According to the environmental reporter of Fars news agency, a white-backed vulture in the northwest of South Africa was seriously injured in an accident with a car and lost an eye and part of its beak. In nature, this event meant the end of life for the bird.
Cathy Koppel, a German veterinarian at the University of Pretoria in South Africa, decided to treat the bird.
Attempts to make an acrylic beak for the vulture were unsuccessful, and the bird’s beak would break while trying to eat. Dr. Koppel decided to perform the beak transplant using the beak of a dead vulture.
The medical team performed the procedure using the beak of a dead white-backed vulture that they kept in a freezer for research purposes. The operation took only thirty minutes, the new beak was attached to the rest of the previous beak with six special screws.
Beak transplant operation
After one month of operation, the bird lives and eats without any problems. Experts say that a new beak will grow in a few years, and after the beak grows, the prosthesis can be removed. The medical team decided not to return the vulture to the wild because with one eye it is unlikely to survive under natural conditions.

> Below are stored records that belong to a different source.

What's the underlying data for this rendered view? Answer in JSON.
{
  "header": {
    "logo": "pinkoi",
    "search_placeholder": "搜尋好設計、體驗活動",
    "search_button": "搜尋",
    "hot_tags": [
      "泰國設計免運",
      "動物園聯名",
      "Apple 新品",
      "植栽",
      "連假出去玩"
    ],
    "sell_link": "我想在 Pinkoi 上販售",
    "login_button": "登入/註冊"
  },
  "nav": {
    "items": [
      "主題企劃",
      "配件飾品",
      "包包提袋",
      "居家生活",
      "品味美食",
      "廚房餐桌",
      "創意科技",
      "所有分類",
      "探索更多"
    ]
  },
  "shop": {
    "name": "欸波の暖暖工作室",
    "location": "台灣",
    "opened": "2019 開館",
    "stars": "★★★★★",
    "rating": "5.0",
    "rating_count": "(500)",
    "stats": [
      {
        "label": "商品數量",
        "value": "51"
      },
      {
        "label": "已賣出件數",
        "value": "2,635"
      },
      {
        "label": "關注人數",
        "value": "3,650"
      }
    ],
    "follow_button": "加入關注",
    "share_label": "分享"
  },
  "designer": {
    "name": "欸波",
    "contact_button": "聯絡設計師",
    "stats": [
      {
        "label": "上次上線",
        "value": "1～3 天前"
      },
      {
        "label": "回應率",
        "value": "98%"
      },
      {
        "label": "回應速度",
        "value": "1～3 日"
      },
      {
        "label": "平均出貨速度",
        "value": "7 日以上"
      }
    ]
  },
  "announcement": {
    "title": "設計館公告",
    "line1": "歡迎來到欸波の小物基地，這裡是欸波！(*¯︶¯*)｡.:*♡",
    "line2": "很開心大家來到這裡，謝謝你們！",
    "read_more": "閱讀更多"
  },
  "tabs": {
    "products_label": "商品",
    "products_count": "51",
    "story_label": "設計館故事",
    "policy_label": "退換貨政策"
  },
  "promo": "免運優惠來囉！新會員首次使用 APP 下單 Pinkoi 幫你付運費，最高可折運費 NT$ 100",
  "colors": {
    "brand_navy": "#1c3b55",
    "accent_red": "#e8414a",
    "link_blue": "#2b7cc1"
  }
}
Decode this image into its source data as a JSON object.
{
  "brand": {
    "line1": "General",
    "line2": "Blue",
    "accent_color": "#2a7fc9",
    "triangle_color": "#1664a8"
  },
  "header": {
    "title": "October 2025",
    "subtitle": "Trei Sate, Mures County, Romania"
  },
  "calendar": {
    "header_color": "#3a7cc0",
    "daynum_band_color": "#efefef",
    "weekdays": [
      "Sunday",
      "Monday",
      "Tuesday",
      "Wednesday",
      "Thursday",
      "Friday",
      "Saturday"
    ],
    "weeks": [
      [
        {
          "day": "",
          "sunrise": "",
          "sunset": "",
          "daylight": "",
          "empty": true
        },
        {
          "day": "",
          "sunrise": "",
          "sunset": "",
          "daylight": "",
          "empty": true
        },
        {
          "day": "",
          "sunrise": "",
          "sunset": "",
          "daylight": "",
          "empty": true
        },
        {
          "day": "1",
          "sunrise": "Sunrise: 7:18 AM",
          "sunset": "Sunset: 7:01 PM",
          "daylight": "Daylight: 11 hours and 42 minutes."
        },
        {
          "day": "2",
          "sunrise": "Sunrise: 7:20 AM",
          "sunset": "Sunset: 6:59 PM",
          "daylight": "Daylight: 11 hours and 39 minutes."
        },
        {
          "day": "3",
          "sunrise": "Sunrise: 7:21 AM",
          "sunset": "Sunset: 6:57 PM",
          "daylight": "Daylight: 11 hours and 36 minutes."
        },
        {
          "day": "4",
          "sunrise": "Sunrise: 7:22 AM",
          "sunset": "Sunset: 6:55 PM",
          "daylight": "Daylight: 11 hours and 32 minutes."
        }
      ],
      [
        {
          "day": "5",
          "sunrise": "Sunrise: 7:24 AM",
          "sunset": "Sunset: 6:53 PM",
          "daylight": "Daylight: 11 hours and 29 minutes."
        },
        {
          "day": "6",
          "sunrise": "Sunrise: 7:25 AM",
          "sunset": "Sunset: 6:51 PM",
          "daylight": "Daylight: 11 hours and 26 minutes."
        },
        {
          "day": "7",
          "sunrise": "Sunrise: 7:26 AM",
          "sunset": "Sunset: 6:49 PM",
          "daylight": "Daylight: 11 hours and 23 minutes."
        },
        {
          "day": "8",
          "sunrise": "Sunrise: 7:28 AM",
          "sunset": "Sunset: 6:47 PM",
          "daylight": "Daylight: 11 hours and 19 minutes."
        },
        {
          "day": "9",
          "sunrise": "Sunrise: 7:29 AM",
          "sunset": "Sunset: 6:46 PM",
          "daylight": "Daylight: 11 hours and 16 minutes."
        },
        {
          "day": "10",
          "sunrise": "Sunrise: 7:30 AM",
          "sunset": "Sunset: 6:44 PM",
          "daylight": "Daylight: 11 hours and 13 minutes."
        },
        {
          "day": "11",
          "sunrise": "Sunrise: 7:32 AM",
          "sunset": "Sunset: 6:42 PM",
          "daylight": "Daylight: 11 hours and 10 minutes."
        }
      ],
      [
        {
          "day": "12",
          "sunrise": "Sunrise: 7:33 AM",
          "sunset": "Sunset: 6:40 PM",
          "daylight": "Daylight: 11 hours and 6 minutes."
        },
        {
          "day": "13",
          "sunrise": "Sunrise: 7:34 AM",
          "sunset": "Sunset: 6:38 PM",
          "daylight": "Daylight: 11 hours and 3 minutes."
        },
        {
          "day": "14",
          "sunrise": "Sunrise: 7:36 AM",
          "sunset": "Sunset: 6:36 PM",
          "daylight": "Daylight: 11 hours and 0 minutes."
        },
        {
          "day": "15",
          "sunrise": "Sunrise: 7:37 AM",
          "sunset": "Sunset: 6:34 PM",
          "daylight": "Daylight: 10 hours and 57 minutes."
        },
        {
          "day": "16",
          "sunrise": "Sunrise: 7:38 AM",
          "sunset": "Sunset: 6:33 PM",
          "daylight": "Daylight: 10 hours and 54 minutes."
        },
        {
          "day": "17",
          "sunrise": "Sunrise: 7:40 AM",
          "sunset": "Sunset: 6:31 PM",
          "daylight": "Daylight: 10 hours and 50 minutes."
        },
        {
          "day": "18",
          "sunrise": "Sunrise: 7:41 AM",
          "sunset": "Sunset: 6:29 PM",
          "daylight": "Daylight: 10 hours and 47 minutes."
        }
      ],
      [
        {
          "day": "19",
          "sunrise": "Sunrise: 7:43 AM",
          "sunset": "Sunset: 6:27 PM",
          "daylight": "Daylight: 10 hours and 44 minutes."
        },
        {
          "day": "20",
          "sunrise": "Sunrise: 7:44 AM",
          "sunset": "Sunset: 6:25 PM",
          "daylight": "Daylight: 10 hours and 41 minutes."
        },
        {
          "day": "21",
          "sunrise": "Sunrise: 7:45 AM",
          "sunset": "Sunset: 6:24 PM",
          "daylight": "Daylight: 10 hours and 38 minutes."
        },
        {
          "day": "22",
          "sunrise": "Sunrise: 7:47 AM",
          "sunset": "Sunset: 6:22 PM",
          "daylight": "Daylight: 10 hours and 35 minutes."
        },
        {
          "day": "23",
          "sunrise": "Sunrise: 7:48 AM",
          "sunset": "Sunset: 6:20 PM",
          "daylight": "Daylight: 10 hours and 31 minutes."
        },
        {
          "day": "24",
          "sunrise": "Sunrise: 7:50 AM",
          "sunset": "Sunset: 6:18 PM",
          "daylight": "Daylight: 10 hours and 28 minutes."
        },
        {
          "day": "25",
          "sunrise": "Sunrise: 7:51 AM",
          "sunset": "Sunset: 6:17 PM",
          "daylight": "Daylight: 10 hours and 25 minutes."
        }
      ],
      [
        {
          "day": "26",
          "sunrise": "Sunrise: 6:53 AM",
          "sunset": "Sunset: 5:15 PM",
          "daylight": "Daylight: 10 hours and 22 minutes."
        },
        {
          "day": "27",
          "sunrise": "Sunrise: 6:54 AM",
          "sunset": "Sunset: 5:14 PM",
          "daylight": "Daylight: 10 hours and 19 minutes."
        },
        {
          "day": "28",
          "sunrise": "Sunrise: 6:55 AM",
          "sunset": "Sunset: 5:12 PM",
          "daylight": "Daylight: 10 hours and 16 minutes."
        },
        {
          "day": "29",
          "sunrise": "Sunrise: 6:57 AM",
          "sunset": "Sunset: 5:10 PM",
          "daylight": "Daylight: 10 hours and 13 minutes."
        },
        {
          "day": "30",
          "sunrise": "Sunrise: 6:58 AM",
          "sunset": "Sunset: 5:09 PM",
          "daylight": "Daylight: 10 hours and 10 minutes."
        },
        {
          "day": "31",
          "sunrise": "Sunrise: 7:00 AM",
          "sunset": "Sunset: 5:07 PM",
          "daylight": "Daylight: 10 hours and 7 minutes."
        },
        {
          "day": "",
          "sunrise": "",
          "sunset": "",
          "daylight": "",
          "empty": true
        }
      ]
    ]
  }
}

Gyps bengalensis (scientific name: Gyps bengalensis) is an endangered species from the family of falcons. This type of vulture lived in large numbers in South and Southeast Asia until the 1990s, so that one of the researchers described it in 1985 as saying “it may be the most populous large game bird in the world”, but since the mid-1990s, the population has rapidly declined. It began as its population declined from several million in the early 1990s to between 3,000 and 15,000 in the 2000s.